According to Ms Holland-Batt the whistleblower had seen a carer deliberately leave her father in distress in unclean incontinence pads for long periods, verbally abuse him and  leave him immobile in a closed room while telling staff he was asleep, when he in fact needed toileting and showering.

“The whistleblower also mentioned to my mother that the reason that she told us and not the facility was that, if she told the facility, it would get swept under the carpet and absolutely nothing would be done,” she says. 

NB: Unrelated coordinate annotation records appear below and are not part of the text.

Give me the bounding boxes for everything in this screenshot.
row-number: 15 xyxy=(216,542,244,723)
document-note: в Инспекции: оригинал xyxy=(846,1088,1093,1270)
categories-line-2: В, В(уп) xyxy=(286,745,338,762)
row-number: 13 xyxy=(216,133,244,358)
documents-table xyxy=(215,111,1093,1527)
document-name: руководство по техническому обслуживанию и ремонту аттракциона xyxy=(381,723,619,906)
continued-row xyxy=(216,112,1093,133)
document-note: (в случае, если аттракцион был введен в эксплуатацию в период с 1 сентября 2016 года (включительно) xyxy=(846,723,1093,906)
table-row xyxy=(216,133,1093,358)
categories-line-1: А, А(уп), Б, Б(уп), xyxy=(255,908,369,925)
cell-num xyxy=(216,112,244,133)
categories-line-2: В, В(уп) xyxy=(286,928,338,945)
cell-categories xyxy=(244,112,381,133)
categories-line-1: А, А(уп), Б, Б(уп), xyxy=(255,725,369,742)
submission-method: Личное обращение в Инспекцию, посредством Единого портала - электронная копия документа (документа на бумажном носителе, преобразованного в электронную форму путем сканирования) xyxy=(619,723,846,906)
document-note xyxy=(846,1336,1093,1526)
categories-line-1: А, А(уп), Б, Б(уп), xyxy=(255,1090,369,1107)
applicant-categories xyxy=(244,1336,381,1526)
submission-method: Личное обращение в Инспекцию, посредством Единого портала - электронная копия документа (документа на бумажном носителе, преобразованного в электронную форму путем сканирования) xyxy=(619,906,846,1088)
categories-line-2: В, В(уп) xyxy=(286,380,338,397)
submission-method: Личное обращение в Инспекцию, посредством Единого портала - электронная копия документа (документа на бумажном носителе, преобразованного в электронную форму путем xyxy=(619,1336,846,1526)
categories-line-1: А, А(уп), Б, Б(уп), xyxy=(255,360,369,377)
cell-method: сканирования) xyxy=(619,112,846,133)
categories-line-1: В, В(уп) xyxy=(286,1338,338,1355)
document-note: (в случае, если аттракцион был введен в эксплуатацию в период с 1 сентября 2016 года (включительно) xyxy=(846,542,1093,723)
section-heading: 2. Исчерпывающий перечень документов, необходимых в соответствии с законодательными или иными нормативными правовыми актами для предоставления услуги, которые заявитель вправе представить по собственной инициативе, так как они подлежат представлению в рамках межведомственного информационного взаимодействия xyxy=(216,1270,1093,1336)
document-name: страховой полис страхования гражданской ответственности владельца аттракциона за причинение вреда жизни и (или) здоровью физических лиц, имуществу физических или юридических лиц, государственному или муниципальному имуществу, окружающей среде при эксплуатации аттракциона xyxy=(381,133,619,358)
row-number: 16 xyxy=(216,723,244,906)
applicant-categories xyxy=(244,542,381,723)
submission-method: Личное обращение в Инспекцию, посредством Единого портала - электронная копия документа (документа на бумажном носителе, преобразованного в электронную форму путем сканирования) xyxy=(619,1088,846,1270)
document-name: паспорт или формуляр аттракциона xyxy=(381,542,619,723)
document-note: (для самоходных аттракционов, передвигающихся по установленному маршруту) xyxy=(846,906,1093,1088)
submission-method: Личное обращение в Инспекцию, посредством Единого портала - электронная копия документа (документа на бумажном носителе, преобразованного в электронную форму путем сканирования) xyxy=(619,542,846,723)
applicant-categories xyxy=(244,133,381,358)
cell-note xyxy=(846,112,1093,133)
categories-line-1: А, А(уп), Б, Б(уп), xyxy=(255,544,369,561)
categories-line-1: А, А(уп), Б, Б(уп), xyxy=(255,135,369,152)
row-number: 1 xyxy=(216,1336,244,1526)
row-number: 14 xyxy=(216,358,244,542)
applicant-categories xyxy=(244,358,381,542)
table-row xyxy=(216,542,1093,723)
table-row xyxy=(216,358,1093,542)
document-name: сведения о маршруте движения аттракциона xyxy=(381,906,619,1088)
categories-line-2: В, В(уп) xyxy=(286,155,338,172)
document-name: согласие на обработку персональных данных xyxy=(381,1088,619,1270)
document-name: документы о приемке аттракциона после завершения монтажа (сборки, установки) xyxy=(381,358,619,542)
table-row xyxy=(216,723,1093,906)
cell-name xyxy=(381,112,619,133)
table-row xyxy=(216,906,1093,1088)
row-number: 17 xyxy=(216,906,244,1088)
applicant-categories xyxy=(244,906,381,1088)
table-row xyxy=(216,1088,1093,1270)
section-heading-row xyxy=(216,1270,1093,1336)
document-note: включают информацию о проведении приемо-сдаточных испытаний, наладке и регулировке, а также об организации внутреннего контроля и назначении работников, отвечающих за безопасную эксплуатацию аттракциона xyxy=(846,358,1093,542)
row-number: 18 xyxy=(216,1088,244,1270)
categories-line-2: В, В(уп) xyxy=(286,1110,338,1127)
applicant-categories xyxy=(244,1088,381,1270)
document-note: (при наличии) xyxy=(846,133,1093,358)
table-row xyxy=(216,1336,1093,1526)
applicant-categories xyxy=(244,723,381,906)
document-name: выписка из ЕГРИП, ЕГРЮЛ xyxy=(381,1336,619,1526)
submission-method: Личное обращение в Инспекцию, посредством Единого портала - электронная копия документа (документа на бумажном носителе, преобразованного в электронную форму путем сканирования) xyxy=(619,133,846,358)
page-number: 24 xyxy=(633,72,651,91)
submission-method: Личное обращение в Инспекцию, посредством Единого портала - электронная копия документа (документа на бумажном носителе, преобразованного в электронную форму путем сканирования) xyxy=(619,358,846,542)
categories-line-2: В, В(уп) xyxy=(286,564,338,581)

When Ms Holland-Batt and her mother left a meeting with the facility with no answers, they looked into lodging a formal complaint with the ACCC. 

“The complaints officer relayed to me that the ACCC was unable to pursue individuals and was really only able to work with the facility around what the facility could do, rather than this person, which was slightly alarming to me, because my concerns were about this person in particular, along with general concerns about the facility,” she explains.

Ms Holland-Batt says during the course of her conversation with the ACCC they detailed three areas of concern which could be actioned; the carer failing to refer an infection in her dad’s elbow to clinical care, inability to identity and action abuse and the fact only one carer was showering him when his care plan highlighted two people are required.

“She said these three issues would be put to the facility and that the facility would have a week or some time to respond to those issues to the ACCC and that the ACCC would then call me and discuss the response.”

Ms Holland-Batt says she was told the ACCC couldn’t do anything in relation to the particular staff member, which she found “quite alarming.”

“I was really disappointed, to be honest, by the sense that I felt that they were just pushing to resolve the issue and I was also concerned that there didn’t seem to be any robust investigation or any kind of oversight.

“I did not feel as though the regulator, (a) was on my side and, (b) had any powers, was my impression.”

She says some advice, information and transparency to those making complaints to the ACCC would be beneficial.

“It would have been really helpful, as someone who was new to this process, to perhaps have someone, a disinterested party, helping me navigate it or giving me advice or information because my feeling was that the complaints officer was kind of taking the facility at their word and so I didn’t really have anyone to help me push back against that.”